How’s that for oversight?

  1. Senator Kennedy’s Jeffrey Epstein Theater

The only spicy exchange came when the Senator from Louisiana, John Kennedy, asked if the FBI was going to investigate the “prominent people” involved in Jeffrey Epstein’s sex trafficking. 

While the tone was confrontational, this was, in my view, the most depressing part of the hearing because it quickly became clear that the confrontation was a cynical performance. Even worse, people seem to be buying it.
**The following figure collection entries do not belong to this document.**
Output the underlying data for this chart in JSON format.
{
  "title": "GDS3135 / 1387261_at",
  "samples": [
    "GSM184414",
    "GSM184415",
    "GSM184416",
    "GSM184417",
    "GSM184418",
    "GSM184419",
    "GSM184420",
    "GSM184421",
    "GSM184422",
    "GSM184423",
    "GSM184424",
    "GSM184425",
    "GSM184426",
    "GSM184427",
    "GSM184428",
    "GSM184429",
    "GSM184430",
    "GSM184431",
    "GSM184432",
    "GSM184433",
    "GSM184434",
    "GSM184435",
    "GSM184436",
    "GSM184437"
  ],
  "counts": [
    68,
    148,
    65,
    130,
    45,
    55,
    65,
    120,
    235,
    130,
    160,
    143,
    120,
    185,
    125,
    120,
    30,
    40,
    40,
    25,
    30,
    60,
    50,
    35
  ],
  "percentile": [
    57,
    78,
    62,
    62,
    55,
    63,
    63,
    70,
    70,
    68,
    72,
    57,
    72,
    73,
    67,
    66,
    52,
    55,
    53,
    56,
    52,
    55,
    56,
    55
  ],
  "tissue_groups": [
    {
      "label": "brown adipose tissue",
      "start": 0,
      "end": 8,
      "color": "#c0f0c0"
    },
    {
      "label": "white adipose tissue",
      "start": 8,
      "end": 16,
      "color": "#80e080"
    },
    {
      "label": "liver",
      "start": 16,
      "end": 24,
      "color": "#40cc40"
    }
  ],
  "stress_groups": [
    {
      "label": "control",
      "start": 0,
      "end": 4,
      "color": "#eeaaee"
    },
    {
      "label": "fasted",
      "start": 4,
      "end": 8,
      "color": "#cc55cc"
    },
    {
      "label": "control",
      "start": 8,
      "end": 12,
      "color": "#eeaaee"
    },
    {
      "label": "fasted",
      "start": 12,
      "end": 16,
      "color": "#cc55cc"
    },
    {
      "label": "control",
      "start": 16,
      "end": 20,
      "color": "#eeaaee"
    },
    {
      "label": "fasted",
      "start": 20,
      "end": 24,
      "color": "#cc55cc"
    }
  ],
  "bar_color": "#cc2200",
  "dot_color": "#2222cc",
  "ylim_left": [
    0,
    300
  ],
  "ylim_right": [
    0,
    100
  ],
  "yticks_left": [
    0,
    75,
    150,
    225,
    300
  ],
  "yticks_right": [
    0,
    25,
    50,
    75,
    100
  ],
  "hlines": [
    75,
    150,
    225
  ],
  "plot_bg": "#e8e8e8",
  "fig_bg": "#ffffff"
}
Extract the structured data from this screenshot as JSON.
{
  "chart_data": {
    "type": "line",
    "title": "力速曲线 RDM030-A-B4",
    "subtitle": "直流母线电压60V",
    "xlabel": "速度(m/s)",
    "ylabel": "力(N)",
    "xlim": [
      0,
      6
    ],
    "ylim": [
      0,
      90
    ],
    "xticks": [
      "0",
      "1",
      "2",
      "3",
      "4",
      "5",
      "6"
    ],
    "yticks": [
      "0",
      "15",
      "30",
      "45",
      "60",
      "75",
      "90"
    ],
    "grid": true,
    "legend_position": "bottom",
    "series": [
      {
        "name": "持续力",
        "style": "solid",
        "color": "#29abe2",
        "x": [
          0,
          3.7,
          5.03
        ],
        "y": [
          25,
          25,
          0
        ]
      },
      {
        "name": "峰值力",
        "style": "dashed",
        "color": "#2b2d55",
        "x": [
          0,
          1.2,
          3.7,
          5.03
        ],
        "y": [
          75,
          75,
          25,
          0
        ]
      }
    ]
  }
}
Kennedy repeatedly asked if the Bureau was going to investigate Epstein’s patrons — something either Kennedy or his aides would know the FBI cannot answer. The Bureau, like other law enforcement agencies, as a matter of policy does not confirm the existence of investigations because doing so undermines the cases by tipping off the targets. 

That’s not to say there aren’t ways to ferret out information about Epstein. Kennedy could have, for example, requested records, like the confidential human source documents other Republican congresspeople spent months pushing for, ultimately successfully, about Hunter Biden. But Kennedy didn’t do that, instead haranguing Wray about Epstein’s clients getting off “scot free” and whether “these people are above the law” — exchanges that make for exciting video clips but which will yield nothing in the way of new information.

As an experiment, I decided to post the video to X (formerly Twitter) in order to see if Kennedy’s performance would be rewarded. It quickly went viral, with most of the replies thanking Kennedy or condemning Wray — apparently unaware that he isn’t permitted to answer the question. 

And that’s how Congress gets away with not conducting oversight: a public that doesn’t know any better.